HUKRIM  

Kombes Hengki Tegaskan, Premanisme Melawan Semakin Ditindak

TRANSJABAR.COM | Dirreskrimum (Direktur Reserse Kriminal Umum ) Polda Metro Jaya Kombes Hengki Hariyadi dalam keterangan Persnya mengatakan sebagai manusia biasa dirinya telah memberikan maaf kepada Rosario de Marshal alias Hercules pada Jumat ( 9/6/2023).

Hengki menuturkan, sebagai manusia beragama tentu dirinya akan memaafkan usai Hercules mengancam dan menantangnya.

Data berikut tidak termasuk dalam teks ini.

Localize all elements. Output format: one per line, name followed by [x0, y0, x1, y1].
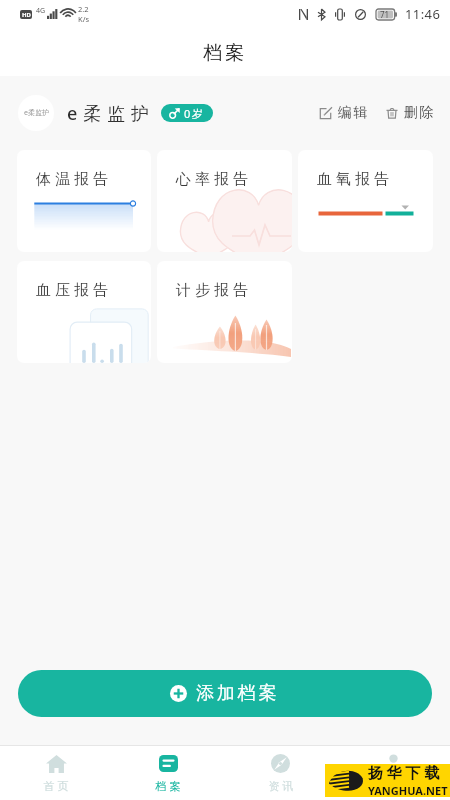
button[interactable]: 血氧报告: [298, 150, 433, 252]
staticText: 扬华下载: [368, 764, 444, 783]
staticText: 11:46: [405, 5, 441, 23]
staticText: 编辑: [337, 104, 368, 122]
staticText: e柔监护: [67, 101, 156, 126]
button[interactable]: 我的: [337, 746, 450, 800]
staticText: 心率报告: [174, 170, 250, 189]
button[interactable]: 体温报告: [17, 150, 151, 252]
staticText: 档案: [0, 41, 450, 65]
button[interactable]: 删除: [383, 98, 437, 128]
button[interactable]: 编辑: [316, 98, 371, 128]
staticText: 2.2: [78, 4, 89, 14]
staticText: e柔监护: [24, 108, 49, 118]
staticText: 我的: [380, 779, 408, 793]
staticText: K/s: [78, 14, 90, 24]
staticText: YANGHUA.NET: [368, 783, 448, 797]
button[interactable]: 首页: [0, 746, 112, 800]
button[interactable]: 0岁: [161, 104, 213, 122]
button[interactable]: 添加档案: [18, 670, 432, 717]
staticText: 档案: [154, 779, 182, 793]
staticText: 4G: [36, 6, 46, 16]
button[interactable]: 心率报告: [157, 150, 292, 252]
staticText: 0岁: [184, 106, 205, 121]
button[interactable]: 血压报告: [17, 261, 151, 363]
button[interactable]: 计步报告: [157, 261, 292, 363]
staticText: 血氧报告: [315, 170, 391, 189]
staticText: 删除: [403, 104, 434, 122]
staticText: 资讯: [267, 779, 295, 793]
button[interactable]: 资讯: [224, 746, 337, 800]
staticText: HD: [22, 11, 31, 19]
staticText: 71: [380, 9, 390, 20]
staticText: 计步报告: [174, 281, 250, 300]
staticText: 添加档案: [196, 682, 280, 705]
button[interactable]: 档案: [112, 746, 224, 800]
staticText: 血压报告: [34, 281, 110, 300]
staticText: 体温报告: [34, 170, 110, 189]
button[interactable]: Profile avatar: [18, 95, 54, 131]
staticText: 首页: [42, 779, 70, 793]
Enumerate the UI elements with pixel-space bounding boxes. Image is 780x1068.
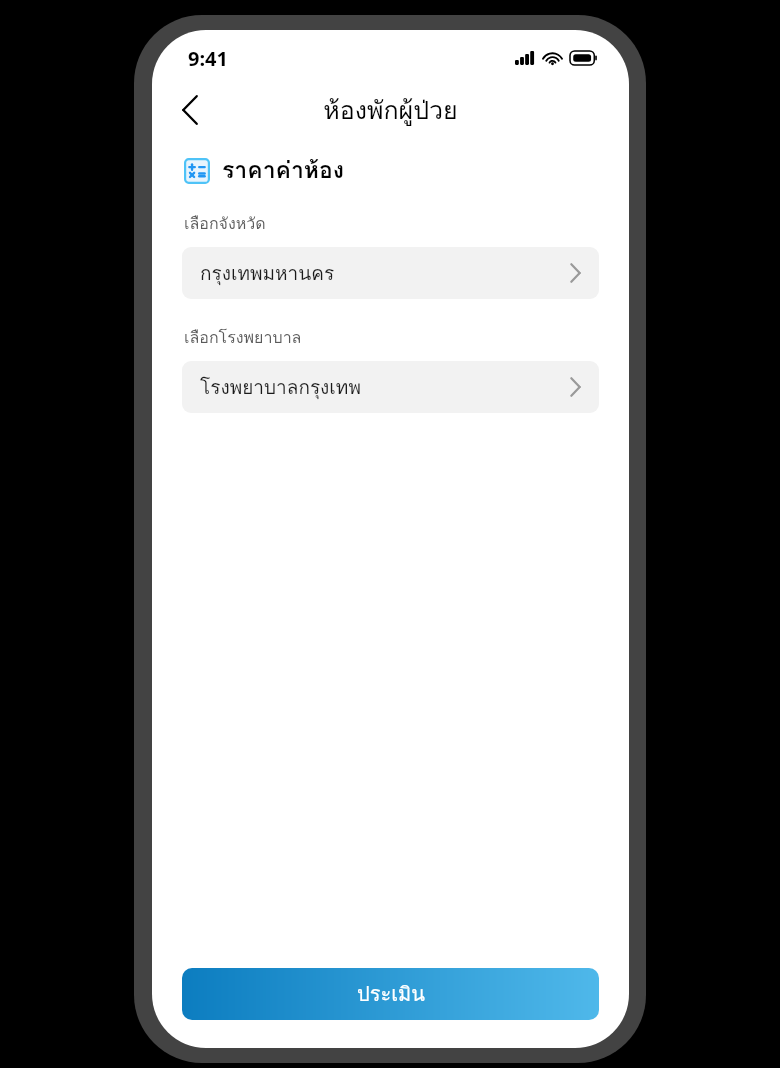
staticText: ห้องพักผู้ป่วย bbox=[323, 90, 458, 130]
button[interactable]: โรงพยาบาลกรุงเทพ bbox=[182, 361, 599, 413]
staticText: เลือกจังหวัด bbox=[184, 211, 266, 236]
button[interactable]: Back bbox=[166, 86, 214, 134]
staticText: 9:41 bbox=[188, 45, 228, 72]
staticText: โรงพยาบาลกรุงเทพ bbox=[200, 372, 361, 402]
button[interactable]: กรุงเทพมหานคร bbox=[182, 247, 599, 299]
staticText: ราคาค่าห้อง bbox=[222, 152, 345, 189]
staticText: กรุงเทพมหานคร bbox=[200, 258, 335, 288]
staticText: เลือกโรงพยาบาล bbox=[184, 325, 302, 350]
button[interactable]: ประเมิน bbox=[182, 968, 599, 1020]
staticText: ประเมิน bbox=[357, 978, 425, 1010]
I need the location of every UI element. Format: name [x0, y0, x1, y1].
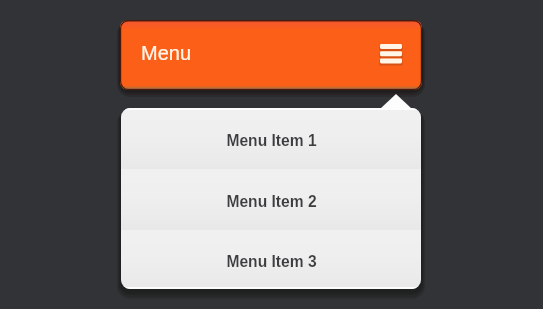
button[interactable]: Menu: [120, 20, 422, 90]
button[interactable]: Menu Item 3: [121, 230, 421, 289]
staticText: Menu Item 2: [226, 193, 317, 210]
staticText: Menu Item 3: [226, 253, 317, 270]
staticText: Menu Item 1: [226, 132, 317, 149]
button[interactable]: Open navigation menu: [380, 44, 402, 63]
staticText: Menu: [141, 42, 192, 64]
button[interactable]: Menu Item 1: [121, 108, 421, 169]
button[interactable]: Menu Item 2: [121, 169, 421, 230]
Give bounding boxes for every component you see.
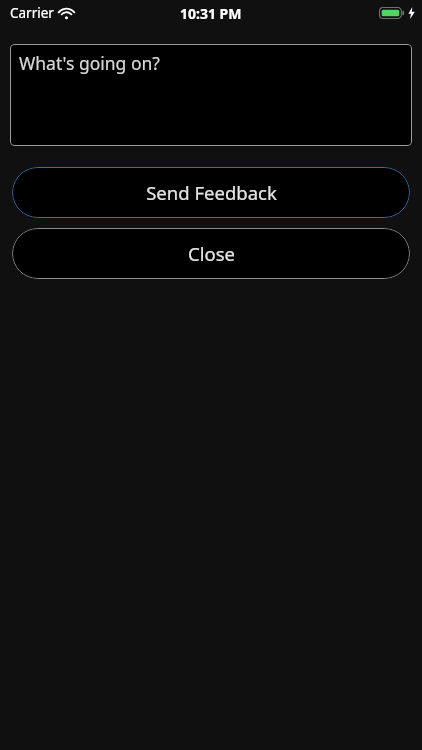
staticText: What's going on?: [19, 51, 160, 75]
staticText: 10:31 PM: [180, 4, 242, 23]
staticText: Carrier: [10, 4, 54, 22]
button[interactable]: Close: [12, 228, 410, 279]
staticText: Send Feedback: [146, 180, 277, 205]
button[interactable]: What's going on?: [10, 44, 412, 146]
button[interactable]: Send Feedback: [12, 167, 410, 218]
staticText: Close: [188, 241, 235, 266]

Ia juga menyayangkan, preman preman yang mengancam petugas sebaiknya tidak perlu terjadi

Namun Hengki tegaskan, jika preman – preman melawan saat akan ditindak karena melanggar hukum, maka petugas akan semakin kencang menindaknya.

” Negara tidak boleh kalah dengan premanisme, semakin melawan maka kan kita tabrak, ” tegasnya.

Meralat soal pernyataan Hercules yang katanya ditangkap dua kali, Kombes Hengki menyampaikan bahwa terkait penangkapan terhadap Hercules terjadi sudah tiga kali.

” Pada waktu itu dibagi tugas, pada tahun 2013 terjadi penangkapan di Polres Jakarta Barat dengan kasus melakukan pemerasan, sedangkan kasus ditangani Polda Metro Jaya kasus perlawanan terhadap petugas, ” katanya.

Sedangkan penangkapan ketiga dilakukan petugas pada tahun 2018, usai keluar dari penjara Hercules kembali ditangkap dengan kasus pemerasan.

Premanisme ini kata Hengki dampaknya sangat berpengaruh bagi masyarakat, muncul fenomena yang terjadi di masyarakat, salah satunya yaitu fenomena Silent Sound.

Dimana menurut Hengki setiap korban korbanya takut untuk melaporkan, atau jika sudah melaporkan biasanya korbannya kembali mencabut karena diintimidasi dan diancam.(Erna).